Community newspapers are an integral part of our lives | Opinion

Local news seemed to be falling on the minute last Monday.

First, Northumberland County declared a state of emergency at its jail in light of the retirement of superintendent Bruce Kovach and too many openings for correctional officers.

Also at the jail on Monday, a probationary corrections officer was fired after an investigation showed the guard used a racial slur in an online post.

As the day progressed, we also reported:

  • A Florida man had been captured in Sunbury for kidnapping.
  • A fire truck had been involved in an accident on Routes 11-15 near Selinsgrove en route to a fire.
  • This same fire in Selinsgrove had severely damaged a house, a garage and several vehicles, but fortunately the inhabitants escaped unscathed.
  • Several deaths and injuries had resulted from a snowy pile-up of dozens of vehicles on Highway 81 in Schuylkill County, with Shamokin’s AREA Services Inc. and Northumberland County Fire Police among the agencies providing assistance.
  • A crash had blocked Route 61 near Stonington.

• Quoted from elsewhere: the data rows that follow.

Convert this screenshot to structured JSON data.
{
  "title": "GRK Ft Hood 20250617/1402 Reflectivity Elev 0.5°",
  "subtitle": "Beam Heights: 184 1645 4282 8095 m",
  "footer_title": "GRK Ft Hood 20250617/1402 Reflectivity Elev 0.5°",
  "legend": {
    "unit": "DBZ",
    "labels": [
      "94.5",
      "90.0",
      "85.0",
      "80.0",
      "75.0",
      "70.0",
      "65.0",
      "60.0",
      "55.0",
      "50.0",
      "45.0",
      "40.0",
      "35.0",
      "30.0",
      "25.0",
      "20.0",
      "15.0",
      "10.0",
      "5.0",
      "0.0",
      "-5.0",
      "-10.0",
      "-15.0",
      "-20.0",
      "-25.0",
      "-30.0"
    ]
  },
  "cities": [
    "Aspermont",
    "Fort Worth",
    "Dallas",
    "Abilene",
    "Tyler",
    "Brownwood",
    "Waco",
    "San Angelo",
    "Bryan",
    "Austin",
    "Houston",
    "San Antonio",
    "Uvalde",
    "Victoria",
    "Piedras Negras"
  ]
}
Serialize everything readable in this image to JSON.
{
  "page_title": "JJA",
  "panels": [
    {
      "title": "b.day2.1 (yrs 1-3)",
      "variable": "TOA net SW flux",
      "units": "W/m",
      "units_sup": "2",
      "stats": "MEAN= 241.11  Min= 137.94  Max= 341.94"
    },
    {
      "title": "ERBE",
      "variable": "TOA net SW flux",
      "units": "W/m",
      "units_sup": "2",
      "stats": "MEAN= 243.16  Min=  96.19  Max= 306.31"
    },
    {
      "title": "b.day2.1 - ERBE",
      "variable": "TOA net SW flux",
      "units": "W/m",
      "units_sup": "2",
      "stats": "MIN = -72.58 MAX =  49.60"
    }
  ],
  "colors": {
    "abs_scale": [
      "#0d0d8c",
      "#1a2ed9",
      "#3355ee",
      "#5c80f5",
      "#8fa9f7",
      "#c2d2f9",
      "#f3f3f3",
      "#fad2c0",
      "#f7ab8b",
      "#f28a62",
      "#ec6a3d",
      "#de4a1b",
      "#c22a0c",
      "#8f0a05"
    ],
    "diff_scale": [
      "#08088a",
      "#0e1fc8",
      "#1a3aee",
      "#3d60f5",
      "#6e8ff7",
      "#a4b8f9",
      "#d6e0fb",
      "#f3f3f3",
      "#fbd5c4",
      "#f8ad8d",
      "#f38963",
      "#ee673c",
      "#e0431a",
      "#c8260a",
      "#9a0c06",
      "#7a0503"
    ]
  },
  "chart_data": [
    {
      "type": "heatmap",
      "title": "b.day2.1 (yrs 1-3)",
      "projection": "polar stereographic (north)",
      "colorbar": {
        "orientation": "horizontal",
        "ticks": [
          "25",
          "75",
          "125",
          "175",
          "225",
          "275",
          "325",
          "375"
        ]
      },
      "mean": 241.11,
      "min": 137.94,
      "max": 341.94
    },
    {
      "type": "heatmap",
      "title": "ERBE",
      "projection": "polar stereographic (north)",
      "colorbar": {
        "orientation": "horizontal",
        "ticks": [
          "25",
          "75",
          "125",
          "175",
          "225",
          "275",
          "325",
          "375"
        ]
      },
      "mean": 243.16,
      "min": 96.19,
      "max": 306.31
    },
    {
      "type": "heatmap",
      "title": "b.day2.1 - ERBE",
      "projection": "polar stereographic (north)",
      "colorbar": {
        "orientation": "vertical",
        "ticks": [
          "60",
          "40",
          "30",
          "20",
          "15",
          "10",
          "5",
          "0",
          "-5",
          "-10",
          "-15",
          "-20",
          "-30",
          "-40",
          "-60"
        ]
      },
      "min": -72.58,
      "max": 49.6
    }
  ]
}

These are just some of the stories we published online and later in print over the eventful 24 hours. If there was ever a day that clearly demonstrated the importance of having an engaged community newsroom to keep you informed, this is it.

Days like this are not unusual. Judging by the growing traffic on our website, the people of Susquehanna Valley have learned that we regularly publish the news of the day quickly and correctly.

Breaking news is just one of the reasons local newsrooms are so essential to our daily lives, our democracy and our communities.

In-depth reporting on key community issues, like today’s start of a year dedicated to mental health, is another. In the past few months alone, we have produced equally in-depth reporting on topics such as post-pandemic education, health issues, childcare availability, public safety, availability of Broadband internet, business development and more.

Monitoring reports that keep the community informed about how the government serves us and spends our tax money is another part of our mission that we take very seriously.

Good community newspapers like this are also a reflection of the places and people who live in their markets.

From sports scores and honor rolls to group meeting schedules, memorials, restaurant inspections, weather forecasts, court and police reports and much more, everything on our pages and on our website is important to the people who live here.

You can find out what caused this backup on Route 15 and learn more about the musical your local high school is performing.

You can learn more about the people who make this community what it is and find out what’s to come.

None of this is available on CNN or Fox. The New York Times and other national news agencies do not report this news.

We do. Every day, all day.

As I wrote in this space last week, I am moving into a new role with CNHI, the company that owns The Daily Item, where I will work with its newsrooms nationwide. This is my last weekly Sunday column here, although I expect to write occasionally for all of our papers once I get settled.

Daily Item editor Fred Scheller – a great guy to work with and with – named Bill Bowman as the paper’s new editor on Thursday. Bill has been invaluable to me, and therefore to you, during my time here and I know he will do a fantastic job.

My best wishes to all of you. I’ve had the pleasure of being here for the past six and a half years. Keep reading and encourage your neighbors to do the same.

We need your support to continue to serve you.